Gerade habe ich ein Interview mit Peer Steinbrück in der Süddeutschen Zeitung gefunden. Es geht unter anderem um die von Franz Müntefering angestossen Kapitalismus-Debatte.
Ein Auszug:

SZ: Herr Ministerpräsident, was ist eigentlich so schlimm am Kapitalismus?

Steinbrück: Am Kapitalismus in seiner Prägung als soziale Marktwirtschaft ist nichts schlimm, schlimm sind manche Fehlentwicklungen.

SZ: Die sind offenbar so gravierend, dass Ihr Parteivorsitzender Franz Müntefering von Heuschrecken spricht, die das Gemeinwohl fressen.

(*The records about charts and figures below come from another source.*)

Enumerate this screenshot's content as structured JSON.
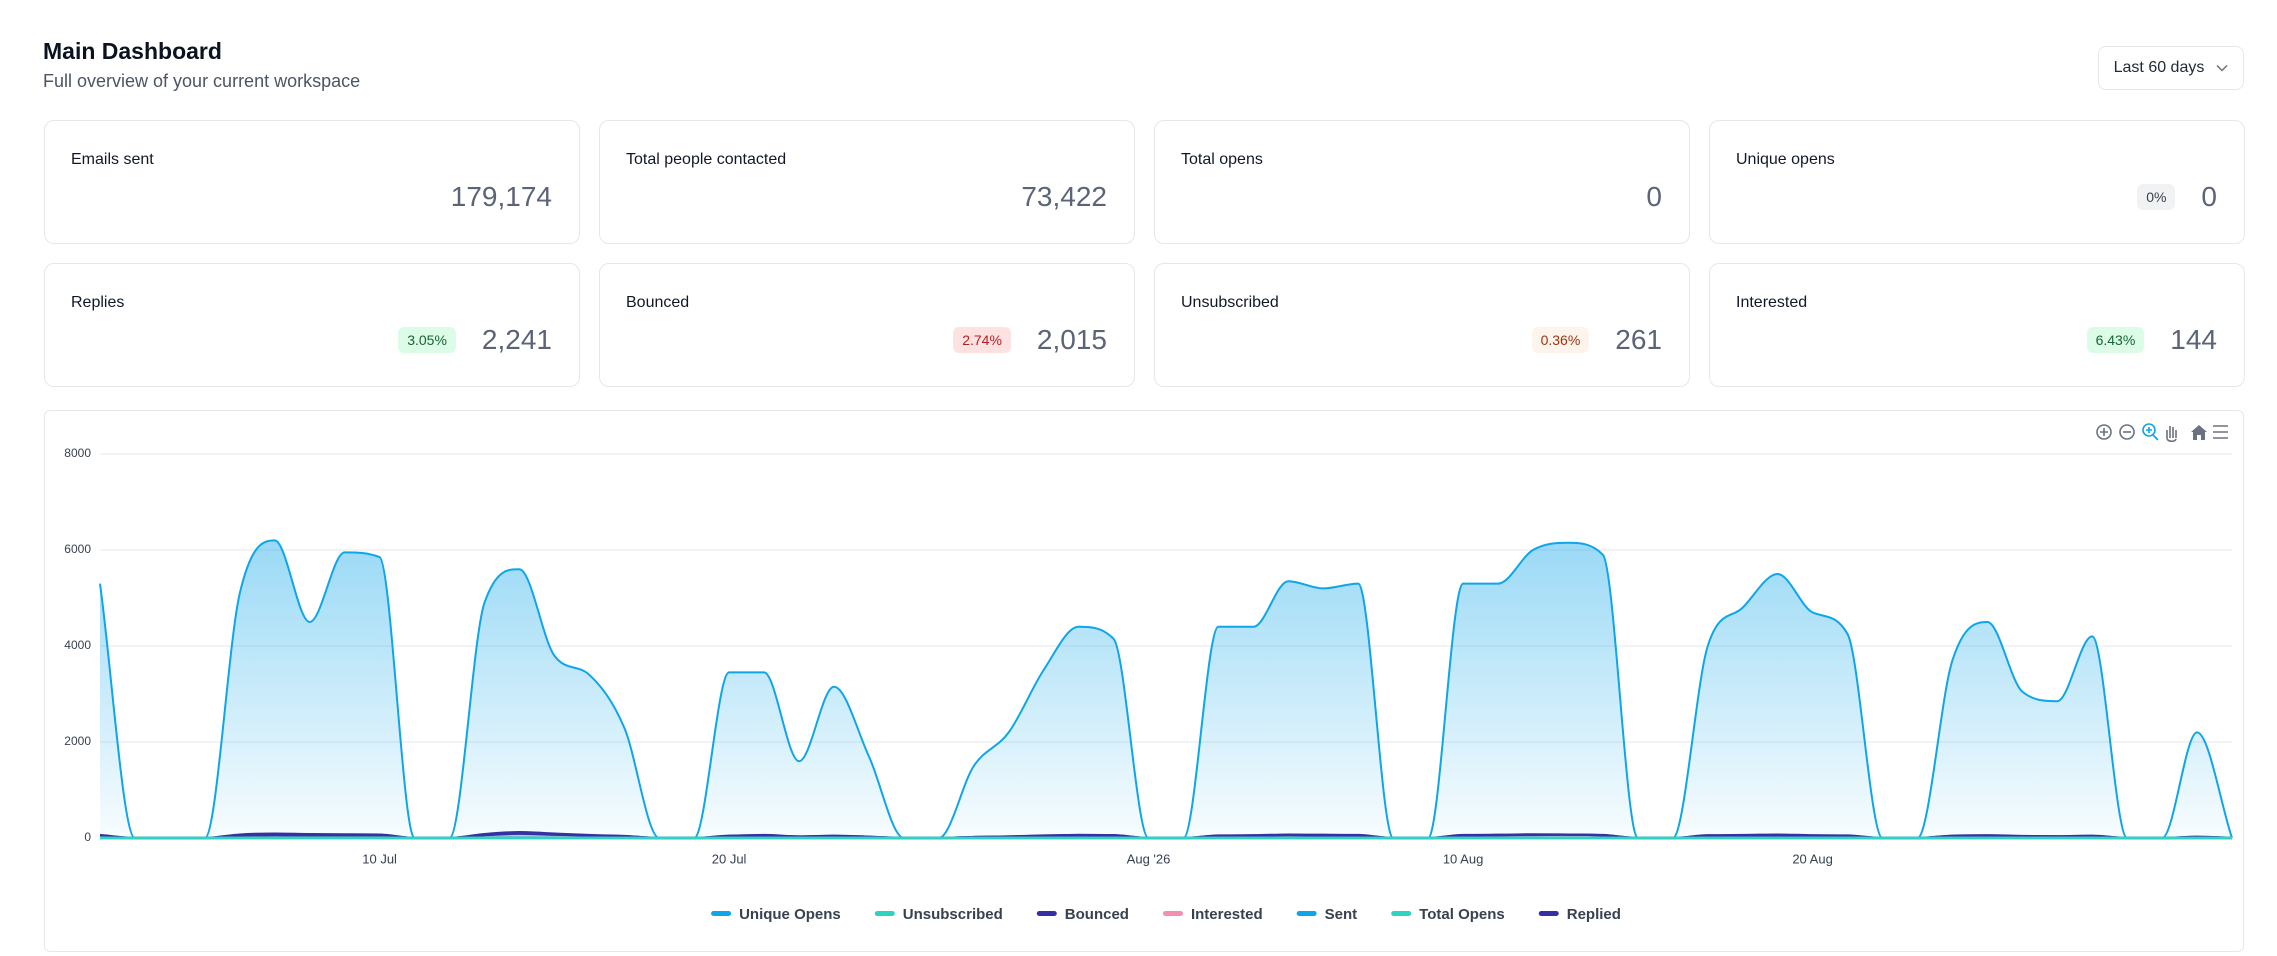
{
  "header": {
    "title": "Main Dashboard",
    "subtitle": "Full overview of your current workspace",
    "range": "Last 60 days"
  },
  "cards": [
    {
      "label": "Emails sent",
      "value": "179,174"
    },
    {
      "label": "Total people contacted",
      "value": "73,422"
    },
    {
      "label": "Total opens",
      "value": "0"
    },
    {
      "label": "Unique opens",
      "value": "0",
      "badge": "0%"
    },
    {
      "label": "Replies",
      "value": "2,241",
      "badge": "3.05%"
    },
    {
      "label": "Bounced",
      "value": "2,015",
      "badge": "2.74%"
    },
    {
      "label": "Unsubscribed",
      "value": "261",
      "badge": "0.36%"
    },
    {
      "label": "Interested",
      "value": "144",
      "badge": "6.43%"
    }
  ],
  "chart_data": {
    "type": "area",
    "categories": [
      null,
      null,
      null,
      null,
      null,
      null,
      null,
      null,
      "10 Jul",
      null,
      null,
      null,
      null,
      null,
      null,
      null,
      null,
      null,
      "20 Jul",
      null,
      null,
      null,
      null,
      null,
      null,
      null,
      null,
      null,
      null,
      null,
      "Aug '26",
      null,
      null,
      null,
      null,
      null,
      null,
      null,
      null,
      "10 Aug",
      null,
      null,
      null,
      null,
      null,
      null,
      null,
      null,
      null,
      "20 Aug",
      null,
      null,
      null,
      null,
      null,
      null,
      null,
      null,
      null,
      null,
      null,
      null
    ],
    "series": [
      {
        "name": "Unique Opens",
        "color": "#0ea5e9",
        "values": [
          0,
          0,
          0,
          0,
          0,
          0,
          0,
          0,
          0,
          0,
          0,
          0,
          0,
          0,
          0,
          0,
          0,
          0,
          0,
          0,
          0,
          0,
          0,
          0,
          0,
          0,
          0,
          0,
          0,
          0,
          0,
          0,
          0,
          0,
          0,
          0,
          0,
          0,
          0,
          0,
          0,
          0,
          0,
          0,
          0,
          0,
          0,
          0,
          0,
          0,
          0,
          0,
          0,
          0,
          0,
          0,
          0,
          0,
          0,
          0,
          0,
          0
        ]
      },
      {
        "name": "Unsubscribed",
        "color": "#2dd4bf",
        "values": [
          8,
          0,
          0,
          0,
          7,
          10,
          8,
          9,
          8,
          0,
          0,
          9,
          12,
          8,
          6,
          4,
          0,
          0,
          5,
          6,
          3,
          5,
          3,
          0,
          0,
          3,
          4,
          6,
          7,
          6,
          0,
          0,
          6,
          7,
          8,
          7,
          7,
          0,
          0,
          7,
          7,
          8,
          8,
          7,
          0,
          0,
          6,
          6,
          7,
          6,
          5,
          0,
          0,
          5,
          6,
          4,
          4,
          5,
          0,
          0,
          3,
          0
        ]
      },
      {
        "name": "Bounced",
        "color": "#3730a3",
        "values": [
          50,
          0,
          0,
          0,
          40,
          60,
          50,
          55,
          50,
          0,
          0,
          60,
          90,
          70,
          50,
          35,
          0,
          0,
          40,
          60,
          30,
          45,
          25,
          0,
          0,
          20,
          30,
          45,
          60,
          55,
          0,
          0,
          45,
          50,
          60,
          55,
          50,
          0,
          0,
          55,
          60,
          65,
          70,
          55,
          0,
          0,
          45,
          50,
          55,
          45,
          40,
          0,
          0,
          40,
          45,
          35,
          30,
          40,
          0,
          0,
          20,
          0
        ]
      },
      {
        "name": "Interested",
        "color": "#f48fb1",
        "values": [
          4,
          0,
          0,
          0,
          4,
          5,
          4,
          4,
          3,
          0,
          0,
          4,
          5,
          3,
          3,
          2,
          0,
          0,
          2,
          3,
          1,
          2,
          1,
          0,
          0,
          1,
          2,
          3,
          3,
          3,
          0,
          0,
          3,
          3,
          4,
          3,
          3,
          0,
          0,
          3,
          3,
          4,
          4,
          3,
          0,
          0,
          3,
          3,
          3,
          3,
          2,
          0,
          0,
          2,
          3,
          2,
          2,
          2,
          0,
          0,
          1,
          0
        ]
      },
      {
        "name": "Sent",
        "color": "#0ea5e9",
        "values": [
          5300,
          0,
          0,
          0,
          5100,
          6200,
          4500,
          5950,
          5850,
          0,
          0,
          4900,
          5600,
          3800,
          3400,
          2300,
          0,
          0,
          3450,
          3450,
          1600,
          3150,
          1700,
          0,
          0,
          1500,
          2200,
          3500,
          4400,
          4150,
          0,
          0,
          4400,
          4400,
          5350,
          5200,
          5300,
          0,
          0,
          5300,
          5300,
          6000,
          6150,
          5900,
          0,
          0,
          4000,
          4800,
          5500,
          4700,
          4250,
          0,
          0,
          3700,
          4500,
          3050,
          2850,
          4200,
          0,
          0,
          2200,
          0
        ]
      },
      {
        "name": "Total Opens",
        "color": "#2dd4bf",
        "values": [
          0,
          0,
          0,
          0,
          0,
          0,
          0,
          0,
          0,
          0,
          0,
          0,
          0,
          0,
          0,
          0,
          0,
          0,
          0,
          0,
          0,
          0,
          0,
          0,
          0,
          0,
          0,
          0,
          0,
          0,
          0,
          0,
          0,
          0,
          0,
          0,
          0,
          0,
          0,
          0,
          0,
          0,
          0,
          0,
          0,
          0,
          0,
          0,
          0,
          0,
          0,
          0,
          0,
          0,
          0,
          0,
          0,
          0,
          0,
          0,
          0,
          0
        ]
      },
      {
        "name": "Replied",
        "color": "#3730a3",
        "values": [
          60,
          0,
          0,
          0,
          70,
          90,
          80,
          75,
          70,
          0,
          0,
          80,
          120,
          90,
          60,
          40,
          0,
          0,
          45,
          50,
          30,
          40,
          25,
          0,
          0,
          20,
          30,
          50,
          60,
          55,
          0,
          0,
          50,
          55,
          70,
          65,
          60,
          0,
          0,
          60,
          65,
          75,
          70,
          60,
          0,
          0,
          55,
          60,
          70,
          55,
          50,
          0,
          0,
          45,
          55,
          40,
          35,
          45,
          0,
          0,
          25,
          0
        ]
      }
    ],
    "ylim": [
      0,
      8000
    ],
    "yticks": [
      0,
      2000,
      4000,
      6000,
      8000
    ],
    "grid": true,
    "legend": "bottom"
  }
}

Steinbrück: Ich halte diese Debatte für richtig und beteilige mich mit eigener Wortwahl. Es muss erlaubt sein, nach der Vorbildfunktion und gesellschaftlichen Verantwortung von Entscheidungsträgern in der Wirtschaft zu fragen. Und wir müssen sehen, dass der Kapitalismus allein nicht alle gesellschaftlichen Probleme lösen
(…)
SZ: War die Politik der SPD zu kapitalismusfreundlich?

Steinbrück: Der Reformkurs der Bundesregierung war und ist richtig. Es mussten Bremsklötze weggehauen werden. Bis 1998 hatte sich die Politik, auch die der SPD, zu wenig Gedanken gemacht, wie das Sozialstaatsmodell zu Beginn des 21. Jahrhunderts aussieht und finanziert werden soll. Damit haben wir begonnen. Ich hätte mir gewünscht, dass angesichts der erheblichen Vorleistungen der Politik in den letzten Jahren manche Vertreter der deutschen Wirtschaft unseren Reformkurs intensiver unterstützt hätten. Ich vermisse die Rendite für den Standort Deutschland.